To be sure there are potential trouble spots, notably sharp differences among EU nations over how and where to relocate two agencies — the European Medicines Agency and the European Banking Authority — from London after Brexit. Predictably, many countries are vying for those prizes.
But overall, the discplined unity that EU leaders have worked to build as part of the Brexit negotiating process seemed to have taken root and spread. And the overall sentiment Thursday was one of ambitious optimism. “That’s the story: Europe is back,” a senior Council official said. “We’re back in business.”
While the Brexit talks had formally begun just three days earlier — and nearly two years of tough discussions appear to lie ahead — this week’s summit in many respects appeared to mark the U.K.’s de facto departure from the bloc.

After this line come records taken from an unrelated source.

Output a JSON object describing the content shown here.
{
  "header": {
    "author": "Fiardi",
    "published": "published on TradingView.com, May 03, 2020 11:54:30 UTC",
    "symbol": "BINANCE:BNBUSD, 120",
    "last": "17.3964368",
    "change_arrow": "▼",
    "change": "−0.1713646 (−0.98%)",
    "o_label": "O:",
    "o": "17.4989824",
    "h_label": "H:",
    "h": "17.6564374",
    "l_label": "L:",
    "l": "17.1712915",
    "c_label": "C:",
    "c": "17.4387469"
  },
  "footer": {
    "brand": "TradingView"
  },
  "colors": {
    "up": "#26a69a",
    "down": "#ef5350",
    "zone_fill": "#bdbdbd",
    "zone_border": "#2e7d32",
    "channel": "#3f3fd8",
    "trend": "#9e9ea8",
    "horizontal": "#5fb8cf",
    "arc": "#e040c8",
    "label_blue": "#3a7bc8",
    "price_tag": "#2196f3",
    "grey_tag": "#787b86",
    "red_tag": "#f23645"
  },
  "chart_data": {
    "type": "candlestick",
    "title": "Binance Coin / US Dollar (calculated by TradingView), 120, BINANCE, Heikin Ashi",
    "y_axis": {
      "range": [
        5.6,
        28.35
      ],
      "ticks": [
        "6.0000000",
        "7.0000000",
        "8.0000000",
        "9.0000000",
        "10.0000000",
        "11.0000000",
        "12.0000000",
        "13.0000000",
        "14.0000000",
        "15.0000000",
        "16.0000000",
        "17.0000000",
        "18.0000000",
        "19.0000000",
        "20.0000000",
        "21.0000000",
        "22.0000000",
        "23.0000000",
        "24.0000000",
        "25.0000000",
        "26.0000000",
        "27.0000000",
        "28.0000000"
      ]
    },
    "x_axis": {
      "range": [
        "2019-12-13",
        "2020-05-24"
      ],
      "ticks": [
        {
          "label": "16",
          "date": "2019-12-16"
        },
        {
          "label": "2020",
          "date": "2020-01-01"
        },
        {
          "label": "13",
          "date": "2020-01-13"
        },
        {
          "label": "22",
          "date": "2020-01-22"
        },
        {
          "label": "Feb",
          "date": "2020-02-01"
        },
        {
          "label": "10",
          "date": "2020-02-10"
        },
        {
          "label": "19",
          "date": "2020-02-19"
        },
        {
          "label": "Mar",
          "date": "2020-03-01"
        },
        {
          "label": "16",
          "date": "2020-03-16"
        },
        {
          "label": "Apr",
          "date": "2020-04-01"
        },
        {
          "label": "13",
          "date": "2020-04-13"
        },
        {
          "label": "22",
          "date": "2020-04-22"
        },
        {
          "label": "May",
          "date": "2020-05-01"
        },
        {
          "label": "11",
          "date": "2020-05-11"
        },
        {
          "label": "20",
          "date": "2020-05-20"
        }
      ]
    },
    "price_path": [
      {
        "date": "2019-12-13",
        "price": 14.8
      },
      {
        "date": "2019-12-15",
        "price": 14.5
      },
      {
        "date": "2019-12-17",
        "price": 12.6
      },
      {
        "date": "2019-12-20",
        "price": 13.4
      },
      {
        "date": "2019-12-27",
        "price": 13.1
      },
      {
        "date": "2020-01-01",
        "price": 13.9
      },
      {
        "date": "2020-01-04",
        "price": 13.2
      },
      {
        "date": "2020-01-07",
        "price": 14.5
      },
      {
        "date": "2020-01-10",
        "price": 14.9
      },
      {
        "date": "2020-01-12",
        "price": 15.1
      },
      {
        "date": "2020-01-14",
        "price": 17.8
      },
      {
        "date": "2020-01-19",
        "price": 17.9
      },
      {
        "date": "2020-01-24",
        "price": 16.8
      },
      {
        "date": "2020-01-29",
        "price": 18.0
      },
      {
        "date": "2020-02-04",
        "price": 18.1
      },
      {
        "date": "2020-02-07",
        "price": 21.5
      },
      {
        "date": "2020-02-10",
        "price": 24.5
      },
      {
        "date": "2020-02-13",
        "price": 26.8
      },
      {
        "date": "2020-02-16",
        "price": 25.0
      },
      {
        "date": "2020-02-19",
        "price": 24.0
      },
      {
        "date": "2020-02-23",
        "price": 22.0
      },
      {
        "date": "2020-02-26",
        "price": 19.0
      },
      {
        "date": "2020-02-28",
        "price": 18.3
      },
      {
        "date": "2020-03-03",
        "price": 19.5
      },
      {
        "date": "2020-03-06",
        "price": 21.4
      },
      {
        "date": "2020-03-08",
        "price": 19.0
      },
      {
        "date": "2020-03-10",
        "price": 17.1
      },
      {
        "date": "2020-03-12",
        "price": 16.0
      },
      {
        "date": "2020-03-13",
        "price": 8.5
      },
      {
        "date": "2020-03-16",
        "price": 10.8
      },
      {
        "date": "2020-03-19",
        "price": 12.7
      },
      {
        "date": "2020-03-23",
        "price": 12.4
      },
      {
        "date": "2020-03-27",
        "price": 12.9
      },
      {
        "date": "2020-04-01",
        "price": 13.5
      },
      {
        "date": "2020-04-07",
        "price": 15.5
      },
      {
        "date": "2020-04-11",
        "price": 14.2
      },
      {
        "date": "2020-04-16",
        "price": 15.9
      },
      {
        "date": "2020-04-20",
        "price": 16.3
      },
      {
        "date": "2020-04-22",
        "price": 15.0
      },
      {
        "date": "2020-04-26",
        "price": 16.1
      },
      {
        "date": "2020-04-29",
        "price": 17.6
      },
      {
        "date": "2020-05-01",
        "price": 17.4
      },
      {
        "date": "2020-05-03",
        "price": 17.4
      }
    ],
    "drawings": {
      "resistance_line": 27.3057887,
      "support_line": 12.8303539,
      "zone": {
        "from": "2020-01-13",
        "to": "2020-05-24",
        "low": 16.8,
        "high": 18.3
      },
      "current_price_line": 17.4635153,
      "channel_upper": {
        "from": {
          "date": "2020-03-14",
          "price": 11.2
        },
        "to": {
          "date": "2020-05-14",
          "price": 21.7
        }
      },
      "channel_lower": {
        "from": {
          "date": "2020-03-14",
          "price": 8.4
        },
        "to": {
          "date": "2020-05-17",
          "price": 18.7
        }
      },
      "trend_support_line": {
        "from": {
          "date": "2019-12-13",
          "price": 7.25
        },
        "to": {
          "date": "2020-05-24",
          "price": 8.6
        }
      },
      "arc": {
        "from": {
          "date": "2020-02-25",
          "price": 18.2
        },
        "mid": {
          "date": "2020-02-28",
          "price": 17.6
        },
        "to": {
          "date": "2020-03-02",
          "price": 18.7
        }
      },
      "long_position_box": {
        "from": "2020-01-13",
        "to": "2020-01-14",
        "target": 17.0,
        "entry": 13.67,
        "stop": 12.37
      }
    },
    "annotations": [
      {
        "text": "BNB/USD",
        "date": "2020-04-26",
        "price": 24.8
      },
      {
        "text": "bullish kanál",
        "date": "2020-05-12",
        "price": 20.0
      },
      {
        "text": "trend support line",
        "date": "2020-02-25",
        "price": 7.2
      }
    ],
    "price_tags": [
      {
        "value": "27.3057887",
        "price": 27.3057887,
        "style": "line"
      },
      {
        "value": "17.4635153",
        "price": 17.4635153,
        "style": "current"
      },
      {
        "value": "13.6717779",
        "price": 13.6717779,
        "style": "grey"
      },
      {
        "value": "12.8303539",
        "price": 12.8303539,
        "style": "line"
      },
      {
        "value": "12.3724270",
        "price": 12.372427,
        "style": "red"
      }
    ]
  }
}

Britain’s muscle and influence seemed to have vanished in a puff.
“I told them that in fact the European Union was built on dreams that seemed impossible to achieve, so who knows?” — Donald Tusk
While U.K. Prime Minister Theresa May was allotted time during a working dinner to address other leaders, no time was allowed for response, as Tusk sought to block May from trying to use the Council forum to divide the remaining 27 nations or to advance Britain’s negotiating aims.
Instead, Tusk planned for the 27 to discuss the issue of the agency relocations among themselves once May had left the group, part of the dual-track Council meetings that are now required since her formal triggering of withdrawal negotiations in March.
But far bigger symbolism was intended in the lack of focus on Brexit, as Tusk, Juncker and others sought to make good on their promise not to get distracted by the U.K. That pledge has only seemed more important since the dismal showing of May and her Conservative Party in British national elections this month that left her clinging to power and cast a cloud of uncertainty over her personal future.
Indeed, the EU is feeling so upbeat and so confident that Tusk, at a joint press statement with Ukrainian President Petro Poroshenko on Thursday morning, even allowed himself a public hope that the British might still change their minds.
“Some of my British friends have even asked me whether Brexit could be reversed and whether I could imagine an outcome where the U.K. stays part of the EU,” Tusk said, a glint in his eye. “I told them that in fact the European Union was built on dreams that seemed impossible to achieve, so who knows?”
Tusk couldn’t help but throw in a British musical reference. “You may say I am a dreamer,” the former Polish prime minister said. “But I am not the only one.”